The analysis of road accidents in Karachi showed that cars and trucks are the most frequently involved in vehicle pedestrian accidents where the major collision partner of a pedestrian is a car (75.09%) followed by trucks (42.45%). In the study from China, the number of passenger cars involved in the pedestrian accidents was observed around 60% to 85% of the reported vehicle pedestrian accidents [23]. Car and truck accidents are mostly attributable to the excessive speeding, drunk driving, changing lanes without signalling and less stability of the vehicle. There is great potential of reduction of the accidents and fatalities by enhancing safety consciousness of all road users, improving the traffic administration, and strictly implementing the traffic laws.
The study also showed that frequent time in which RTA occurred was between 4 pm to 8 pm (43.31%) i.e. in the evening [24] followed by 2 pm to 4 pm (22.37%) i.e. in the afternoon. In the evening it is due to heavy traffic load because people are off from their work and heading towards their home, while in after noon it may be due to increase number of van and school buses on the road.
The analysis also showed, the higher number of reported accident cases occurred on week days (Monday-Fridays) (55.60%), when compared to weekends (Saturdays and Sundays) (44.4%) [24]. This could be because people celebrate Sunday as holiday and relax at home and traffic load only observed during evening hours and on week days it may be because people are in a hurry to go to various places to join their working places and on a way back to home.
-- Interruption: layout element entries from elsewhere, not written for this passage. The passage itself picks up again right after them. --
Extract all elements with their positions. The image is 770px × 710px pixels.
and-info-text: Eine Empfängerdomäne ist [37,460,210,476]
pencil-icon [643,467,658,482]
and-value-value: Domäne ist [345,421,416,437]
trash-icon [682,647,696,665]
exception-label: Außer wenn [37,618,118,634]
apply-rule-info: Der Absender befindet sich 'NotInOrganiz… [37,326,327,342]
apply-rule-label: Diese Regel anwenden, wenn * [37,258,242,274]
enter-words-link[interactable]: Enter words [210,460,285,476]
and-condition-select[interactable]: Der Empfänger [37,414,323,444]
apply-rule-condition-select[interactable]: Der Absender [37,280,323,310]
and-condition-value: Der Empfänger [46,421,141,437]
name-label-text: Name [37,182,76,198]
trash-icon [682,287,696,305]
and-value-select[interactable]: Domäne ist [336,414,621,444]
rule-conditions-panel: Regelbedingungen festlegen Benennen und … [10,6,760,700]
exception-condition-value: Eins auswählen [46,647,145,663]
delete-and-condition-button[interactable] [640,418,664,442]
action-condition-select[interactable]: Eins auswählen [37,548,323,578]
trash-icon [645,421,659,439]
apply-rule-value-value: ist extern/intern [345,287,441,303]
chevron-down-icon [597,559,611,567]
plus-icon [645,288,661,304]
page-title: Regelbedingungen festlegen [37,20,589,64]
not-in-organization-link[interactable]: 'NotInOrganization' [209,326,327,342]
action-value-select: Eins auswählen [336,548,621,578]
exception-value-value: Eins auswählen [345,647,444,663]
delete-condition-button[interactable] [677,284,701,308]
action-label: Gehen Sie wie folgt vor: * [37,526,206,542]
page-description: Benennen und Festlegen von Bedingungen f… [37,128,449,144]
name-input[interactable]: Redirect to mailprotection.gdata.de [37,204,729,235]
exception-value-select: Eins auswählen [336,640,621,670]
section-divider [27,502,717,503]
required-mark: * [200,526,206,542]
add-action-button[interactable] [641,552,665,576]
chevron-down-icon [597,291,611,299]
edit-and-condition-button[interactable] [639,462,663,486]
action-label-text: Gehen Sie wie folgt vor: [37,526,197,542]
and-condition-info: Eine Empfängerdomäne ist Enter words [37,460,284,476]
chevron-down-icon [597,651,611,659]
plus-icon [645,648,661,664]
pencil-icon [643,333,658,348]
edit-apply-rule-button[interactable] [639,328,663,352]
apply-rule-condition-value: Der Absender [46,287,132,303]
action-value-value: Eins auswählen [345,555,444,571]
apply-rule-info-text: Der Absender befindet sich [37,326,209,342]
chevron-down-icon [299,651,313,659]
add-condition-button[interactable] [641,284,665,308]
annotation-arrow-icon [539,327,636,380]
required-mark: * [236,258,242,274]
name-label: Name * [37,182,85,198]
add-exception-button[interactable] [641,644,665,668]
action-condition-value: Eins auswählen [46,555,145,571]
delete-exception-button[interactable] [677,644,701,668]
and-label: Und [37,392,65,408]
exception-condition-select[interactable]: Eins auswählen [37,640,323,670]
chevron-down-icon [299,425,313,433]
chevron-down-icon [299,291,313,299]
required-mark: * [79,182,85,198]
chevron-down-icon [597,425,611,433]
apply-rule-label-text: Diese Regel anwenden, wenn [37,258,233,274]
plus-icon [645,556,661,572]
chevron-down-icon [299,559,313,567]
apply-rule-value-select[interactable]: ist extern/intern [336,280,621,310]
In the present study, the regions most commonly affected externally were head and face followed by extremities (upper and lower limb). This is analogous to findings of earlier studies from USA, Sweden and India where lower limb and head injuries were reported to be most common injury sites for pedestrians [25-28]. Regarding type of injury, among killed diffuse injuries were frequent. While in injured cases majority of the patients had abrasions and lacerations [29]. Total cases of fracture reported were 118 making referral to the orthopaedics department.
The association of fatality was very appreciably coupled with the presence of head injury at the time of accident [30], followed by hemorrhagic shock. Ultimate cause of death was found to be cardio respiratory arrest. Early documentation and localization of intracranial haemorrhages guides the neurosurgical intervention and prompt management of these patients.
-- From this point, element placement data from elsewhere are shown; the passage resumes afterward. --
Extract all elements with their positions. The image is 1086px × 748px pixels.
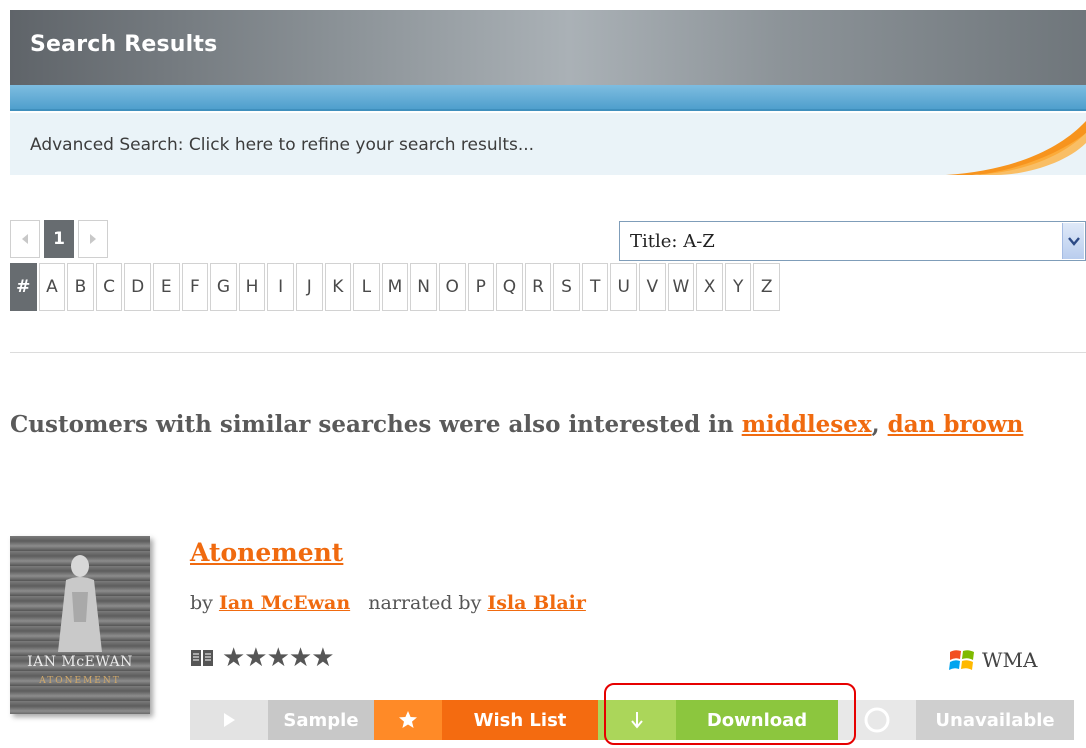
- alpha-filter-w[interactable]: W: [667, 263, 695, 311]
- download-arrow-icon: [598, 700, 676, 740]
- sort-order-select[interactable]: Title: A-Z: [619, 221, 1086, 261]
- alpha-filter-f[interactable]: F: [181, 263, 209, 311]
- sort-selected-value: Title: A-Z: [630, 231, 715, 252]
- format-indicator: WMA: [948, 646, 1037, 674]
- star-icon: [374, 700, 442, 740]
- swoosh-decoration-icon: [946, 121, 1086, 175]
- alpha-filter-c[interactable]: C: [95, 263, 123, 311]
- chevron-left-icon: [22, 234, 28, 244]
- alpha-filter-e[interactable]: E: [152, 263, 180, 311]
- advanced-search-link[interactable]: Advanced Search: Click here to refine yo…: [10, 113, 1086, 175]
- alpha-filter-j[interactable]: J: [295, 263, 323, 311]
- format-label: WMA: [982, 648, 1038, 672]
- alpha-filter-z[interactable]: Z: [753, 263, 781, 311]
- cover-figure-illustration: [58, 555, 102, 652]
- alpha-filter-v[interactable]: V: [639, 263, 666, 311]
- alphabet-filter: # A B C D E F G H I J K L M N O P Q R S T U V W X Y Z: [10, 263, 781, 311]
- wish-list-button[interactable]: Wish List: [374, 700, 598, 740]
- alpha-filter-u[interactable]: U: [610, 263, 638, 311]
- alpha-filter-o[interactable]: O: [438, 263, 466, 311]
- alpha-filter-a[interactable]: A: [38, 263, 66, 311]
- alpha-filter-y[interactable]: Y: [724, 263, 752, 311]
- alpha-filter-b[interactable]: B: [67, 263, 94, 311]
- header-accent-strip: [10, 85, 1086, 111]
- download-button[interactable]: Download: [598, 700, 838, 740]
- alpha-filter-i[interactable]: I: [267, 263, 294, 311]
- alpha-filter-x[interactable]: X: [696, 263, 723, 311]
- section-divider: [10, 352, 1086, 353]
- alpha-filter-s[interactable]: S: [553, 263, 580, 311]
- sample-label: Sample: [268, 700, 374, 740]
- alpha-filter-hash[interactable]: #: [10, 263, 37, 311]
- unavailable-button[interactable]: Unavailable: [838, 700, 1074, 740]
- unavailable-label: Unavailable: [916, 700, 1074, 740]
- narrator-link[interactable]: Isla Blair: [487, 592, 586, 614]
- alpha-filter-d[interactable]: D: [124, 263, 151, 311]
- alpha-filter-t[interactable]: T: [581, 263, 609, 311]
- author-link[interactable]: Ian McEwan: [219, 592, 350, 614]
- related-searches: Customers with similar searches were als…: [10, 400, 1080, 449]
- loading-circle-icon: [838, 700, 916, 740]
- alpha-filter-n[interactable]: N: [410, 263, 437, 311]
- related-search-link-dan-brown[interactable]: dan brown: [888, 411, 1024, 438]
- search-results-header: Search Results: [10, 10, 1086, 85]
- alpha-filter-k[interactable]: K: [324, 263, 352, 311]
- page-title: Search Results: [30, 32, 218, 57]
- windows-logo-icon: [949, 650, 974, 670]
- book-icon: [191, 650, 213, 666]
- chevron-right-icon: [90, 234, 96, 244]
- rating-row: ★★★★★: [190, 643, 335, 673]
- page-number-current[interactable]: 1: [44, 220, 74, 258]
- advanced-search-text: Advanced Search: Click here to refine yo…: [30, 135, 535, 155]
- book-title-link[interactable]: Atonement: [190, 538, 343, 567]
- download-label: Download: [676, 700, 838, 740]
- wish-list-label: Wish List: [442, 700, 598, 740]
- by-label: by: [190, 592, 219, 614]
- related-search-link-middlesex[interactable]: middlesex: [742, 411, 872, 438]
- star-rating: ★★★★★: [222, 643, 335, 673]
- related-searches-separator: ,: [871, 411, 888, 438]
- chevron-down-icon: [1067, 237, 1080, 246]
- action-buttons: Sample Wish List Download Unavailable: [190, 700, 1074, 740]
- pagination: 1: [10, 220, 108, 258]
- prev-page-button[interactable]: [10, 220, 40, 258]
- cover-author-text: IAN McEWAN: [27, 654, 133, 670]
- related-searches-prefix: Customers with similar searches were als…: [10, 411, 742, 438]
- dropdown-arrow-button[interactable]: [1062, 223, 1084, 259]
- cover-title-text: ATONEMENT: [39, 676, 121, 686]
- book-byline: by Ian McEwan narrated by Isla Blair: [190, 592, 586, 614]
- sample-button[interactable]: Sample: [190, 700, 374, 740]
- alpha-filter-l[interactable]: L: [353, 263, 380, 311]
- narrated-label: narrated by: [368, 592, 488, 614]
- alpha-filter-m[interactable]: M: [381, 263, 409, 311]
- play-icon: [190, 700, 268, 740]
- alpha-filter-p[interactable]: P: [467, 263, 495, 311]
- alpha-filter-q[interactable]: Q: [496, 263, 523, 311]
- next-page-button[interactable]: [78, 220, 108, 258]
- alpha-filter-h[interactable]: H: [238, 263, 266, 311]
- book-cover-image[interactable]: IAN McEWAN ATONEMENT: [10, 536, 150, 714]
- alpha-filter-r[interactable]: R: [524, 263, 552, 311]
- alpha-filter-g[interactable]: G: [210, 263, 237, 311]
Prompt treatment of head injuries involves immediate Glasgow Coma Scoring, Radiological Evaluation, Surgical Intervention and Intensive Care in all appropriate cases, as the first few minutes are crucial for the final outcome. The Advanced Trauma Life Support (ATLS) 16 guidelines should be adhered to, while treating all cases of suspected head injury.
Data regarding the socio-demographic and injury profile of victims of RTAs in Karachi may therefore, help policy makers to evolve plans aimed at prevention of RTAs and provision of immediate care for victims of RTAs.
All the authors declare that they have no conflicts of interest. Also, there is no financial or non-financial source to support our research.